The urgency of the situation is only magnified by the critical role Kenya plays geopolitically. Like Nigeria and South Africa, Kenya is considered an “anchor state” by diplomats. It is a relatively open society with a history of multiparty politics and an economy that serves as a regional hub. Due to its proximity to crisis-stricken countries such as Somalia and Sudan, it also houses the headquarters of significant humanitarian operations. Twenty percent of Kenya’s foreign exchange comes from UN agencies and nongovernmental organizations.
While much has been made of Kenya’s cooperation with U.S. counterterrorism efforts in East Africa (WashTimes), Nairobi also serves as a strong political partner for the United States. Kenya has facilitated regional diplomatic efforts such as the peace process between north and south Sudan and attempts to reconcile Somalia’s warring factions. Kenya’s U.S. embassy is the largest in Africa, and U.S. aid to Kenya (AP) totals about $1 billion a year (of roughly $5.6 billion for the entire continent). It is “America’s indispensable partner,” writes Jonathan Stevenson, a professor of strategic studies at the U.S. Naval War College. In a Baltimore Sun op-ed, he suggests that Washington should threaten economic sanctions if Kibaki does not agree to a power-sharing government.
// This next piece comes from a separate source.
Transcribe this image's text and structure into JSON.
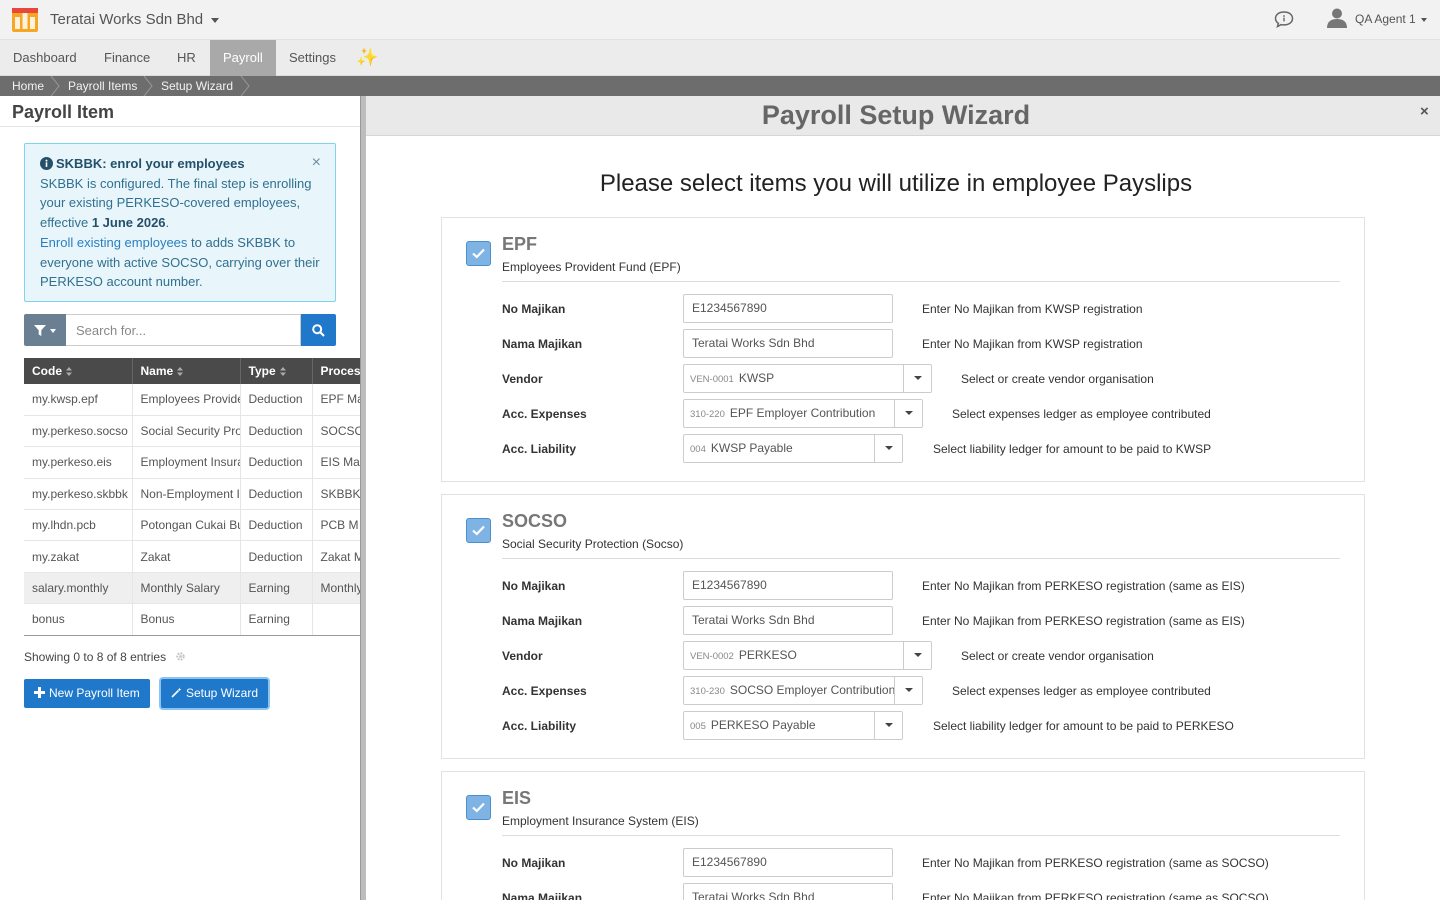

Experts say keeping Kenya stable will require focusing on its demographics. Lost in much of the media coverage of Kenya’s postelection upheaval is the young age of those who have taken to the streets. More than 70 percent of Kenyans are under thirty. These youths, many of whom are poor and unemployed, present specific challenges. “They have no commitment to the current system, because it has excluded them,” Calestous Juma, a Kenyan professor at Harvard’s Kennedy School of Government tells Newsweek International. He points to an “intergenerational conflict” that will outlive the current political crisis. Indeed, research shows that countries with a “youth bulge” are particularly vulnerable to civil conflict. But policymakers should resist the tendency to view the youth bulge in Africa as simply men with guns or tools of political elites, writes CFR International Affairs Fellow Michelle D. Gavin. Youth have the potential to lead positive political change, she suggests. To facilitate this, policymakers should spur job creation and education opportunities.